Remote working and return to the office in the era of COVID-19

PL Staff

Return to the office will be slow, phased, and regionally dependant – and in some cases – optional. Procurement Leaders recently hosted a roundtable discussion among several procurement leaders on how they are tackling remote working and the eventual return to the office

Return to the office will be slow, phased, and regionally dependent – and in some cases – optional. Procurement Leaders recently hosted a roundtable discussion among several procurement leaders on how they are tackling remote working and the eventual return to the office.

Covid-19 has caused disruptions across the board from international to local in scale, from professional to personal in nature, and short term to long term in duration. While impacts have been wide-ranging and nuanced, disruptions to the workplace have been one of the most universally felt. For many organizations, the pandemic has meant a shift to remote work policy.

This following piece explores the ways in which organizations are approaching the new working remote reality, what changes are likely to be permanent, and what a possible return to the office plan could look like.

Staying engaged, while Remote

Covid-19 has posed new challenges seemingly everywhere, and the workplace is no exception. For many, especially those in the corporate environment, are now having their first remote work experience in their career.

How procurement teams are managing this:

  • Keep up productivity: Turbulent times bring new challenges, shifting priorities, and further ambiguity. Procurement leaders should structure their days and weeks to remain productive and relevant relative to organizational priorities.
  • Be intentional with collaboration across different stakeholders: Remote working has the propensity to stifle ad hoc team collaboration, collaboration that was previously taken for granted yet still integral to overall success. Teams should be intentional with their collaboration efforts among procurement teams and across the business. Scheduling collaboration can feel odd, but creating opportunities is vital in a physically distanced reality.

Scheduling collaboration can feel clunky, but it is vital we stay connected – it’s what has enabled us to stay resilient and productive through the disruption.” Procurement Exec, consumer goods

  • Foster work/life distinction: Create and maintain a distinction between work and home life allows you to be your best self in both environments. Set up a dedicated work station and maintain set working hours to maintain a work/life balance.

What changes will be permanent?

Covid-19 has caused widespread disruption and has caused many organizations to pivot. Organisations are now speculating what the ‘New Normal’ will look like for them. The group considered and shared their thoughts on what changes will be permanent.
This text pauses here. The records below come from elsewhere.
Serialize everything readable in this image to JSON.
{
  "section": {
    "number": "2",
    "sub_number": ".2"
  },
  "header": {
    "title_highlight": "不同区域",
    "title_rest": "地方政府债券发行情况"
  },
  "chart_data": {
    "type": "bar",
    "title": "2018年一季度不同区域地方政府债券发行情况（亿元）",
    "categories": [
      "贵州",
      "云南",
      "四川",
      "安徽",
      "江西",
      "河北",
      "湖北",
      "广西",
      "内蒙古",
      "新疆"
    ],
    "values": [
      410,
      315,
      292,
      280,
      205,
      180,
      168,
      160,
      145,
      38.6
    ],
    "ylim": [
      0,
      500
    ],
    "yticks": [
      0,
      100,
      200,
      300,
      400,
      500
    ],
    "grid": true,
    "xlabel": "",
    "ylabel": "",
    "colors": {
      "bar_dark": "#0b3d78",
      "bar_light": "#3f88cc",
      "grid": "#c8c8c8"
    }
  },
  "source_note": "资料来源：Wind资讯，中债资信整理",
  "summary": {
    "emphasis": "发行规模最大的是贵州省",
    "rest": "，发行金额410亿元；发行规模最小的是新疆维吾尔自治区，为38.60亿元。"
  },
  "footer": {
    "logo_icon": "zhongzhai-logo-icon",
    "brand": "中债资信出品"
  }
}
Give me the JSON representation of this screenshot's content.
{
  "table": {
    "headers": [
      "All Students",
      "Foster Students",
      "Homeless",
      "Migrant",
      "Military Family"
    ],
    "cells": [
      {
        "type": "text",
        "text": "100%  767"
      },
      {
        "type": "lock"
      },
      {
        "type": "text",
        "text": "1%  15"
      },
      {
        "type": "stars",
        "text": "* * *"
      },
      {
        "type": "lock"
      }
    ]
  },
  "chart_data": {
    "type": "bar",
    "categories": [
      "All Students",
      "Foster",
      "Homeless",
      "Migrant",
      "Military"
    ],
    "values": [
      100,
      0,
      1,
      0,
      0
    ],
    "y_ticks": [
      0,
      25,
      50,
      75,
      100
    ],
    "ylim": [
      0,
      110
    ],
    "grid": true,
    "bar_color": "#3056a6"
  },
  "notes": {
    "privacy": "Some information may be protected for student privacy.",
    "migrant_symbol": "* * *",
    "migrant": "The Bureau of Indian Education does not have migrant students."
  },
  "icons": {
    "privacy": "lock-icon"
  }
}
How procurement teams are managing this:

  • Flexible work location: Many organizations and teams have now been working remotely for months. In most circumstances, productivity has remained consistent or even improved. Work location flexibility will likely continue well beyond COVID, with an increased emphasis on remote collaboration measures.
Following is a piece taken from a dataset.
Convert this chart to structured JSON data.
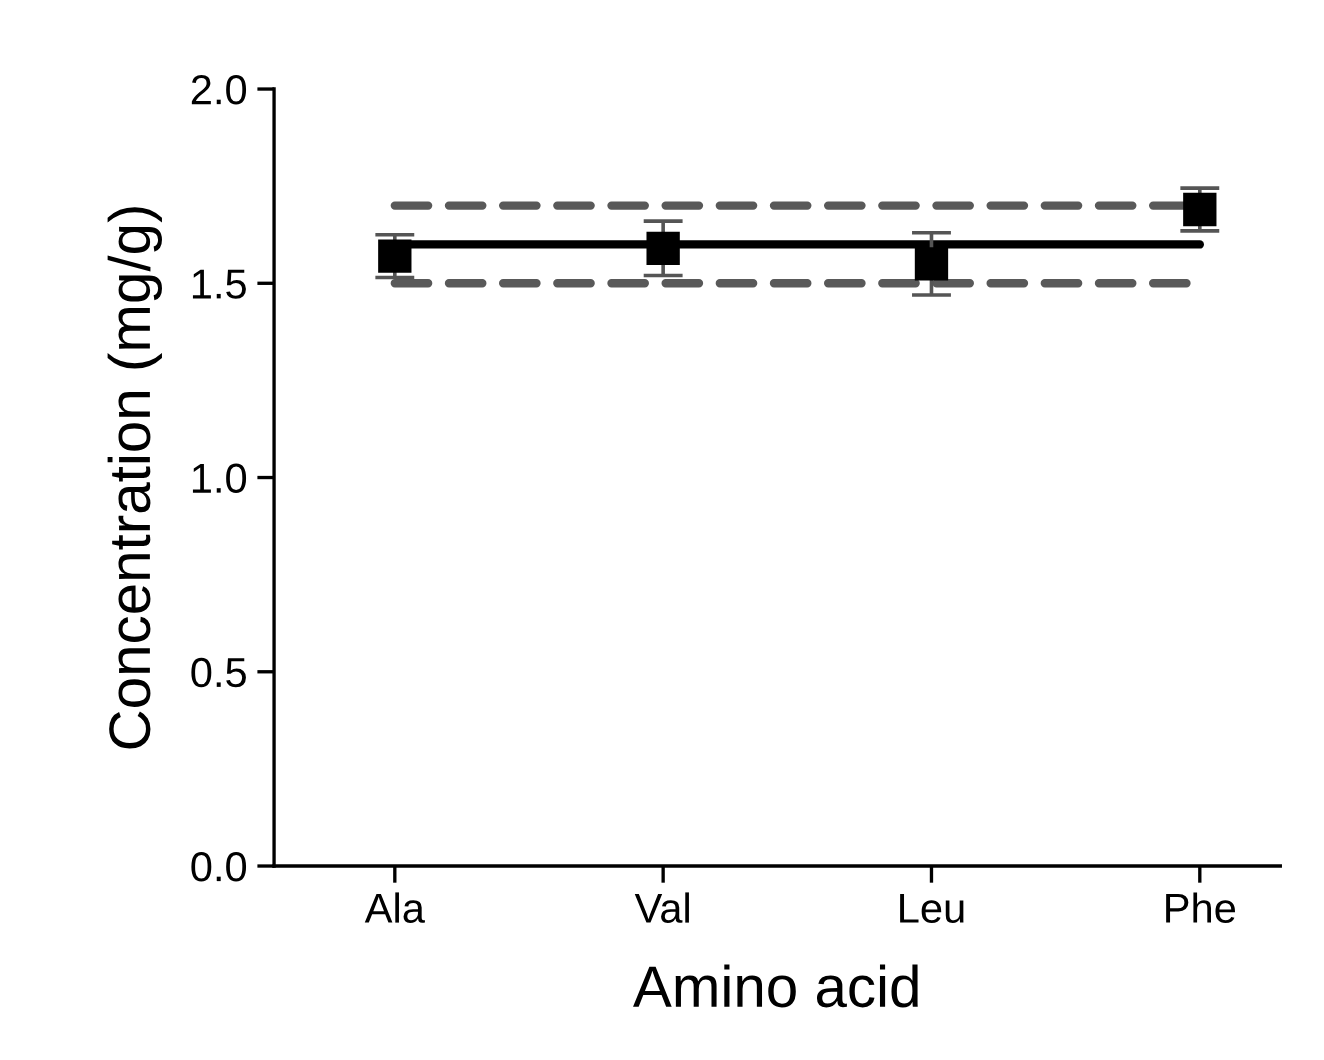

There are times I have to stop myself and double-check I am including the same people in a virtual meeting as I would in a live one. We can’t let ‘out of sight, out of mind’ become a thing in this WFH reality.” Procurement manager, consumer goods

  • Acceleration of digital transformation: The pandemic has shown both the value and necessity of digital efforts. Most organizations were already well along their digital transformation journey, and many benefited from these efforts as Covid-19 hit. Many organizations are now looking to accelerate their digital roadmap by bringing milestones forward. Supply chain visibility tools and virtual supplier audits were top of mind in discussions at Procurement Leaders recent Americas Procurement Congress.
  • Emotional/mental health awareness: Organizations have begun discussing mental health more openly, even offering training in managing stress and anxiety in the workplace. Conversations around these topics were becoming more common before, and COVID has accelerated these conversations. These changes are likely to be for the long term.

What will return to the office be like?

While work from home appears it will be an option for the foreseeable future, some organizations have begun outlining their plans for a return to the office. The majority of organizations are still in the planning phase of return to the office plans. In most instances, it appears the return will be phased, staggered, and highly regionalized. Team members should also expect increased sanitation precautions and standards when they do return.

How procurement teams are managing this:

  • A welcomed return to the office for some: While many teams rose to the occasion as global organizations pivoted to remote working during the COVID-19 quarantines, many individuals in the roundtable discussion they looked forward to an eventual return to the office, even if it included work from home as an option as well.

There is a lot to be said for the structured environment the office provides. The default work/life distinction it creates is lost in a work from home environment. Our teams have to be intentional about how we create this distinction for ourselves. Maintaining a workspace and working hours are musts in order to keep productivity up and a balanced life.” Category Management Leader, manufacturing – automotive

  • Phased return, regionally dependant: As the option to return to the office becomes feasible, return strategies will likely be phased to start. In-office days will alternate among and between teams in order to limit person-to-person contact. These phased timelines will also depend on and follow regional guidelines.
  • Increased sanitation standards: As teams return to the physical office, there will be increased precautions taken to limit interaction and maintain increased sanitary standards. Actions taken could include physical barriers between workstations, sanitation stations, and mask requirements.